Con il secondo motivo si allega l’insufficiente, contraddittoria motivazione circa un fatto controverso e decisivo per il giudizio. La motivazione della sentenza impugnata non dimostra che tutti i danni non patrimoniali subiti siano stati risarciti.
Il motivo va dichiarato inammissibile per mancanza del quesito “riassuntivo” previsto a pena di nullità dall’art. 366 bis c.p.c. In ogni caso circa la questione dell’avvenuto o meno risarcimento de! danno non patrimoniale valgono le considerazione prima svolte.

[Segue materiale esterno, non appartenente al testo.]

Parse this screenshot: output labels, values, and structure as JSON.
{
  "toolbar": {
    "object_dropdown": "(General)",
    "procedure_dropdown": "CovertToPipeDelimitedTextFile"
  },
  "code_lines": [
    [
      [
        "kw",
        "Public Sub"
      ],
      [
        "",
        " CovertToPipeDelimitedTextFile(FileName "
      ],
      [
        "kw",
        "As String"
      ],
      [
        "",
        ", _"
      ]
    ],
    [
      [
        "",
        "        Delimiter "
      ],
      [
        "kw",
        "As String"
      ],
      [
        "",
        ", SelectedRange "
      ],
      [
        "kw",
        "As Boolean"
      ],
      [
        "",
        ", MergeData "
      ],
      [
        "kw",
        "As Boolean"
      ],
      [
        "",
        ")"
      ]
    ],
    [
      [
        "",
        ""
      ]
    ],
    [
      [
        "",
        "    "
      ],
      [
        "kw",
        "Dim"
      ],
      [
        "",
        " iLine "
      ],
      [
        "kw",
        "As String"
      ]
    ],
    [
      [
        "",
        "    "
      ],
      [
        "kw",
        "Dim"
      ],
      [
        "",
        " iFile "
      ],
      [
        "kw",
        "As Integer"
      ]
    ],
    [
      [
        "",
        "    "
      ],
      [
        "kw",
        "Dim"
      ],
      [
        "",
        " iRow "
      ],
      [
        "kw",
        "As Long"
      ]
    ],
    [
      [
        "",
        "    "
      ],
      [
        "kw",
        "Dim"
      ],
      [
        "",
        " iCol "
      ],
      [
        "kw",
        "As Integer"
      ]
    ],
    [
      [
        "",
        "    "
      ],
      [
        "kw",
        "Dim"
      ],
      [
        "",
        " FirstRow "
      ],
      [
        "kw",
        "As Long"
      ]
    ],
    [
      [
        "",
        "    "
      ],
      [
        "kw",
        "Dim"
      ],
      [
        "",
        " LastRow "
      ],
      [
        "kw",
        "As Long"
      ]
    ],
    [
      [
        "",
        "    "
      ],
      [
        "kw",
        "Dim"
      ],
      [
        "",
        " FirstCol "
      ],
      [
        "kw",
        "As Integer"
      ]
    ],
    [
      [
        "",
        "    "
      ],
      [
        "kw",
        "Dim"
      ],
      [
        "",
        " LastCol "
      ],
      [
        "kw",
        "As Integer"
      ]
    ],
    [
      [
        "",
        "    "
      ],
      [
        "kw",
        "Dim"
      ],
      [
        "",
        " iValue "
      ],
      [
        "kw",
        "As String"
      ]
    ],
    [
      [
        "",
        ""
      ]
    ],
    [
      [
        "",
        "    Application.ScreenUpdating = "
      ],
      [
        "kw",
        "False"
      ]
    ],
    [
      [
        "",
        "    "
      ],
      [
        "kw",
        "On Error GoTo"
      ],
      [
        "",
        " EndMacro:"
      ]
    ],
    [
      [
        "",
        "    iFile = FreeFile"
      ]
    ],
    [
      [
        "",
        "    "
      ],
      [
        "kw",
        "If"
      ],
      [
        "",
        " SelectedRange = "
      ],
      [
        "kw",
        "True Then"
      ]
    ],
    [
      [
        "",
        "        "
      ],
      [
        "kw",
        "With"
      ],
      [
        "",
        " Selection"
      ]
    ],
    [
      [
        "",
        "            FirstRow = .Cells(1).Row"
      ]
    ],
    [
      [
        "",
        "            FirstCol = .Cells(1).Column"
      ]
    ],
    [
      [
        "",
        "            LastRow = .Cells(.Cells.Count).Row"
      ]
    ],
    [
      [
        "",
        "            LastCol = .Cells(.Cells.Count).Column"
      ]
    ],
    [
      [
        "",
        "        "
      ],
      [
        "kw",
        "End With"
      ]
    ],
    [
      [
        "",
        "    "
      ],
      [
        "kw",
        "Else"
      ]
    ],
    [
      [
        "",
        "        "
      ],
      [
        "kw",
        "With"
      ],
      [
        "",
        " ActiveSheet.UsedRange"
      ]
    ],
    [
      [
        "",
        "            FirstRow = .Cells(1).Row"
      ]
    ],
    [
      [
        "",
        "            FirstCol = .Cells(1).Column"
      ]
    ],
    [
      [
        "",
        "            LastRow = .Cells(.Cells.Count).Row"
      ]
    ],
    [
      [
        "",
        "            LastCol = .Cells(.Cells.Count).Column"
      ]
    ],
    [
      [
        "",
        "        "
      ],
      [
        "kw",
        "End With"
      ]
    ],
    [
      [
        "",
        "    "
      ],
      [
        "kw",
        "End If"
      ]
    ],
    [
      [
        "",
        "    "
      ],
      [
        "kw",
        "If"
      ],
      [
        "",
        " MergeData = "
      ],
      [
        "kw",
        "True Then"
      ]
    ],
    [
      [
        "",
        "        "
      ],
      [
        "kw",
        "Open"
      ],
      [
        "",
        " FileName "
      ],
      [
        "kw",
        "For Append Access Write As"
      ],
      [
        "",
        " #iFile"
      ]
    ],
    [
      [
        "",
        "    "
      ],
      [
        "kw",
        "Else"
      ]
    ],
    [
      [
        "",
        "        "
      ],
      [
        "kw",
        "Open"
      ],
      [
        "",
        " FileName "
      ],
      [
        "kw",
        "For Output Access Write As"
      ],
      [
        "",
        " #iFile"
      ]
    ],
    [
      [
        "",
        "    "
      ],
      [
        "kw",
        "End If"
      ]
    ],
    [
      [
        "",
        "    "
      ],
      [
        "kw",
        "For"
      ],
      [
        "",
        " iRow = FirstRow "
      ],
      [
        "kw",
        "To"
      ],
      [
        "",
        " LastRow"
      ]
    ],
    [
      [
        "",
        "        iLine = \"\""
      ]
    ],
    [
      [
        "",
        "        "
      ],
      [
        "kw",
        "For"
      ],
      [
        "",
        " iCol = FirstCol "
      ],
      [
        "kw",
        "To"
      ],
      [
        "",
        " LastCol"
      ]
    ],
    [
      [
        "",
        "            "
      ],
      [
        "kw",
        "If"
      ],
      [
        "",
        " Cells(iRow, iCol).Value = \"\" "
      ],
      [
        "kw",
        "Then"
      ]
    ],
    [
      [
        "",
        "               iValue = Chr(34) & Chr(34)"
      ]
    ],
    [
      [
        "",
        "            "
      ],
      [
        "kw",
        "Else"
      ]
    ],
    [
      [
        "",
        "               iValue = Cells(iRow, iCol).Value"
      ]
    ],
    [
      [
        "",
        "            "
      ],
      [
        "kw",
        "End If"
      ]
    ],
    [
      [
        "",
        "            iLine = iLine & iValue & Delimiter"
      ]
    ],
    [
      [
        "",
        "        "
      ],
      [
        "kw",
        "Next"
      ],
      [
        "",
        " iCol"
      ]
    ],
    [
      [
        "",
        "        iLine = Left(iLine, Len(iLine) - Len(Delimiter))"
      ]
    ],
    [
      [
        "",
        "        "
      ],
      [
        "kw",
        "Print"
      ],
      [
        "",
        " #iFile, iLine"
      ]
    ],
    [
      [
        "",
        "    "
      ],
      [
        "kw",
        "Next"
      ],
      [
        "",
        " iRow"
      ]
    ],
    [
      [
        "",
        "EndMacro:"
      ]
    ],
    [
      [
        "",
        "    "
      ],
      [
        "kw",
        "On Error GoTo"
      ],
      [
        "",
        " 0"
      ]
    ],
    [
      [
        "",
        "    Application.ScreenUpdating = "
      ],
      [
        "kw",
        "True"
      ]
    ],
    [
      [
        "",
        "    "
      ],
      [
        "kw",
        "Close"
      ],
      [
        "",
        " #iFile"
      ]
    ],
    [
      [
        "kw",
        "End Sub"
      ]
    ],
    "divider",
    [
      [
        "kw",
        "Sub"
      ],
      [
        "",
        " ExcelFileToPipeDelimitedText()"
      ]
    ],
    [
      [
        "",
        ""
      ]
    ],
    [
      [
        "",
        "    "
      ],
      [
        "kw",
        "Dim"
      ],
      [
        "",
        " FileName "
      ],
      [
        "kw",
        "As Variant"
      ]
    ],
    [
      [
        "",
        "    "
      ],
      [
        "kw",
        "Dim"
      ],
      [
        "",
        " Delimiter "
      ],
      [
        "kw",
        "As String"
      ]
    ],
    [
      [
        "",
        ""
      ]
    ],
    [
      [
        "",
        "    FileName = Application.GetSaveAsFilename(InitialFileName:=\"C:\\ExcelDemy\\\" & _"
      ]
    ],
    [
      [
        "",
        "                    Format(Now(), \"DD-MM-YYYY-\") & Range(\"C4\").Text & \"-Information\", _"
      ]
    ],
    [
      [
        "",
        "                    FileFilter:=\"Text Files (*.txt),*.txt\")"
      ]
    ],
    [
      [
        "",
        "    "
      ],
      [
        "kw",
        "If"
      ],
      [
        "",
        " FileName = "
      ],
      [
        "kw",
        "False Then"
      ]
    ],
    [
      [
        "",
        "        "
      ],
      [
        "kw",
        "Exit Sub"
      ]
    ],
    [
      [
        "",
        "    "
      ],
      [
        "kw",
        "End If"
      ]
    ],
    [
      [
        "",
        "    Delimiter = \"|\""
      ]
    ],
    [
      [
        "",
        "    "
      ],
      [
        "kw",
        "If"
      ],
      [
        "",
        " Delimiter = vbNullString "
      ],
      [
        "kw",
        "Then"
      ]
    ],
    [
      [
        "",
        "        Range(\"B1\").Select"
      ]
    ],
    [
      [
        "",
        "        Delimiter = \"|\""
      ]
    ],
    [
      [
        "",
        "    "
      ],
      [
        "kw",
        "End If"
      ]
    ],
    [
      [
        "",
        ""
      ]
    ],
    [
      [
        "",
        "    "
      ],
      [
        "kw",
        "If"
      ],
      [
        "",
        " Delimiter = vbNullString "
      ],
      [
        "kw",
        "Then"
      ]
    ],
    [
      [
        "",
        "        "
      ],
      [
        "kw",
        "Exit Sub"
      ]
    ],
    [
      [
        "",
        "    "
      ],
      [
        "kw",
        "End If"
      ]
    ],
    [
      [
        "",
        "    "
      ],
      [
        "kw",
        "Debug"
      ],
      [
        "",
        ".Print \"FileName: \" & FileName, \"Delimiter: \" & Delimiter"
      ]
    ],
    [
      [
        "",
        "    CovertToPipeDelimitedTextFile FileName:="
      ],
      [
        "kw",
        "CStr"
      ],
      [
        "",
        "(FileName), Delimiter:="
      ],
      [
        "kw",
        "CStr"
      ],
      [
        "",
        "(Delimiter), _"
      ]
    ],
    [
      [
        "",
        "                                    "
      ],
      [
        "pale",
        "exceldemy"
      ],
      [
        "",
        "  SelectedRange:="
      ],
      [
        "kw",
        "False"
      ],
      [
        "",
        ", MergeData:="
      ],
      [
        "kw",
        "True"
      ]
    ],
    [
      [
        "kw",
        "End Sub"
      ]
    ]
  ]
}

Stante la reciproca soccombenza sussistono giusti motivi per compensare le spese del giudizio di legittimità tra il F.M. e la S.. La S. va condannata al pagamento delle dette spese, liquidate come al dispositivo, nei confronti dell’INAIL avendo richiesto (pag. 56 del ricorso incidentale) il rigetto delle domande proposte nei suoi confronti dall’INAIL o la loro riduzione nei limiti di giustizia.
P.Q.M.
La Corte:
riunisce i ricorsi. Rigetta il ricorso principale e dichiara inammissibile il ricorso incidentale. Compensa le spese del giudizio di legittimità tra il ricorrente in via principale e quello in via incidentale. Condanna la S. al pagamento in favore dell’INAIL delle spese del giudizio di legittimità che si liquidano in euro 100,00 per esborsi, nonché in euro 5.000,00 per compensi oltre accessori come per legge.